The Hohokam had a less well understood structure that had a raised floor, fire pit and schist stone risers, and may have functioned in the same way as kiva silos and olla granaries. Although burials are common in Hohokam pit houses, there is no burial documented in this room excavated by Emil Haury.
My original proposal, based on a study of the Paquimé

  granaries, is that the Anasazi used live coals in the hearth below the humidity control box to manage environmental conditions in the storage chamber above. The smoke and tannins released from the charcoal helped flavor, preserve, and protect the stored grain from mold, insect and rodent pests. Robert M. Adams, the archaeologist who proposed this very ingenious theory, also observes that carbon monoxide from a sealed chamber is a very effective pesticide that has no harmful effect on grain as a food product. Kivas, however, are very dangerous to humans who might be using these small, dark, and smokey chambers as emergency living quarters.
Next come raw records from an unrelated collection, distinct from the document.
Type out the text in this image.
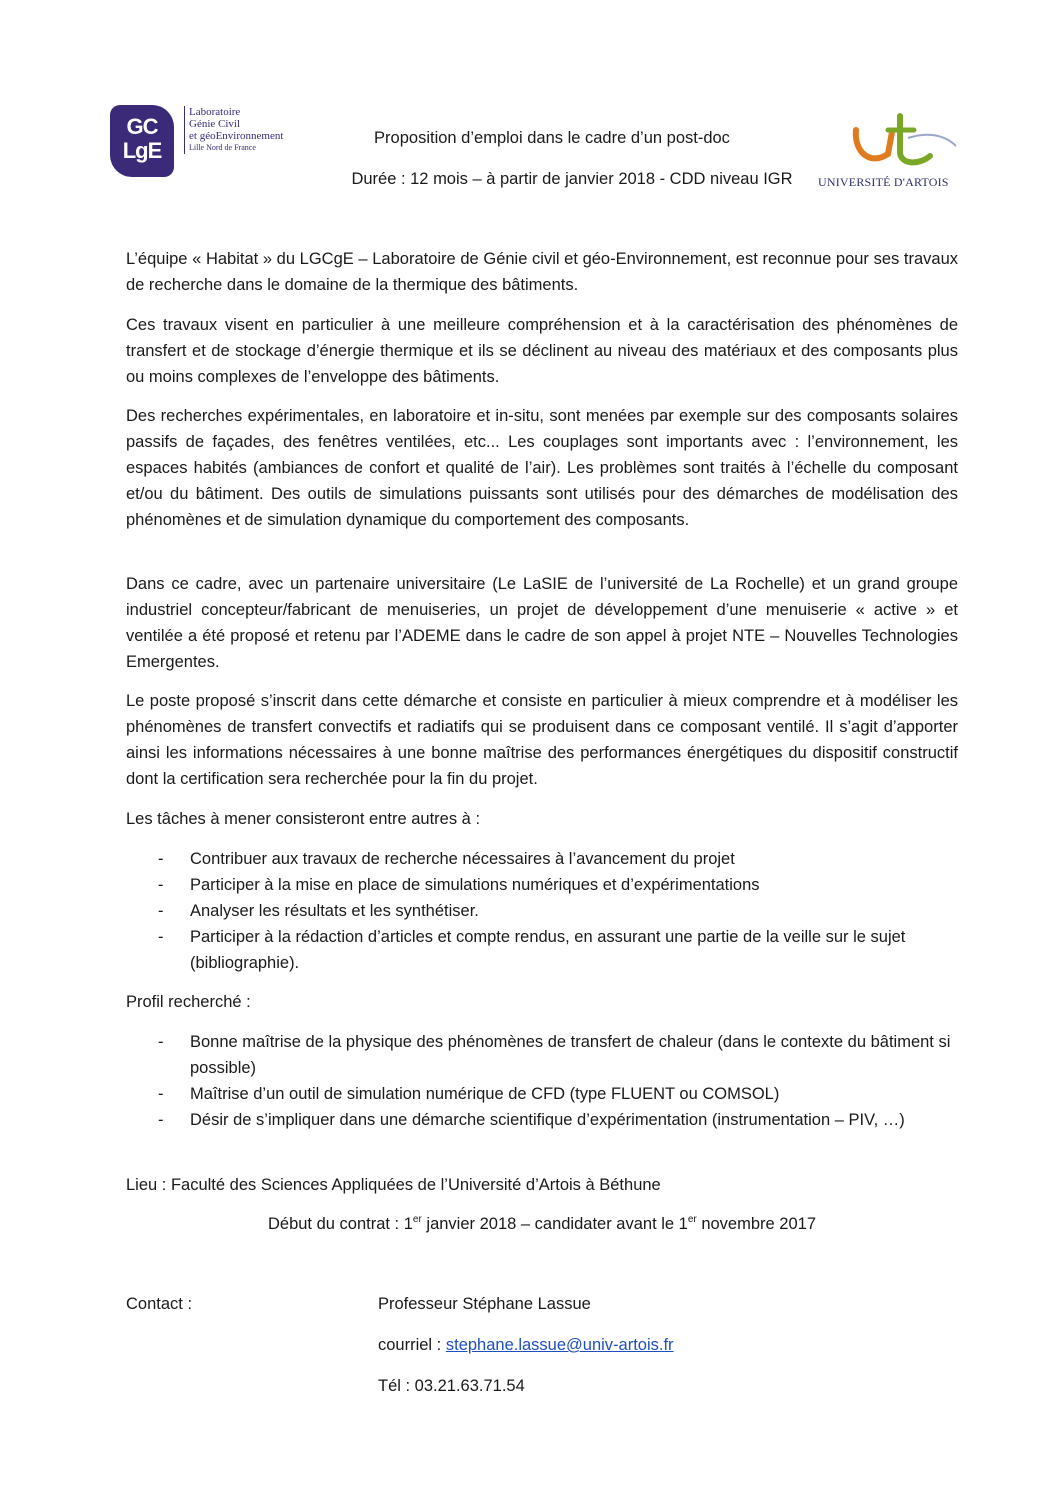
GC
LgE
Laboratoire
Génie Civil
et géoEnvironnement
Lille Nord de France
UNIVERSITÉ D'ARTOIS
Proposition d’emploi dans le cadre d’un post-doc
Durée : 12 mois – à partir de janvier 2018 - CDD niveau IGR
L’équipe « Habitat » du LGCgE – Laboratoire de Génie civil et géo-Environnement, est reconnue pour ses travaux de recherche dans le domaine de la thermique des bâtiments.
Ces travaux visent en particulier à une meilleure compréhension et à la caractérisation des phénomènes de transfert et de stockage d’énergie thermique et ils se déclinent au niveau des matériaux et des composants plus ou moins complexes de l’enveloppe des bâtiments.
Des recherches expérimentales, en laboratoire et in-situ, sont menées par exemple sur des composants solaires passifs de façades, des fenêtres ventilées, etc... Les couplages sont importants avec : l’environnement, les espaces habités (ambiances de confort et qualité de l’air). Les problèmes sont traités à l’échelle du composant et/ou du bâtiment. Des outils de simulations puissants sont utilisés pour des démarches de modélisation des phénomènes et de simulation dynamique du comportement des composants.
Dans ce cadre, avec un partenaire universitaire (Le LaSIE de l’université de La Rochelle) et un grand groupe industriel concepteur/fabricant de menuiseries, un projet de développement d’une menuiserie « active » et ventilée a été proposé et retenu par l’ADEME dans le cadre de son appel à projet NTE – Nouvelles Technologies Emergentes.
Le poste proposé s’inscrit dans cette démarche et consiste en particulier à mieux comprendre et à modéliser les phénomènes de transfert convectifs et radiatifs qui se produisent dans ce composant ventilé. Il s’agit d’apporter ainsi les informations nécessaires à une bonne maîtrise des performances énergétiques du dispositif constructif dont la certification sera recherchée pour la fin du projet.
Les tâches à mener consisteront entre autres à :
- Contribuer aux travaux de recherche nécessaires à l’avancement du projet
- Participer à la mise en place de simulations numériques et d’expérimentations
- Analyser les résultats et les synthétiser.
- Participer à la rédaction d’articles et compte rendus, en assurant une partie de la veille sur le sujet (bibliographie).
Profil recherché :
- Bonne maîtrise de la physique des phénomènes de transfert de chaleur (dans le contexte du bâtiment si possible)
- Maîtrise d’un outil de simulation numérique de CFD (type FLUENT ou COMSOL)
- Désir de s’impliquer dans une démarche scientifique d’expérimentation (instrumentation – PIV, …)
Lieu : Faculté des Sciences Appliquées de l’Université d’Artois à Béthune
Début du contrat : 1er janvier 2018 – candidater avant le 1er novembre 2017
Contact :	Professeur Stéphane Lassue
courriel : stephane.lassue@univ-artois.fr
Tél : 03.21.63.71.54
This storage strategy helped the Anasazi and Paquimé people survive many droughts and contra-indicates living quarters and religious chambers.

It is important that there are no burials in the round rooms of Pueblo Bonito, said Roger Moore, an archaeologist at Chaco Culture Park. It is also significant that there are no burials in Granary Row at Pumpkin Center or School House Point. It is clear that these peoples avoided burials in food storage facilities. Burials are not associated with Granary Row at Pueblo Bonito or Salado granaries, further supporting our hypothesis for long-term food storage.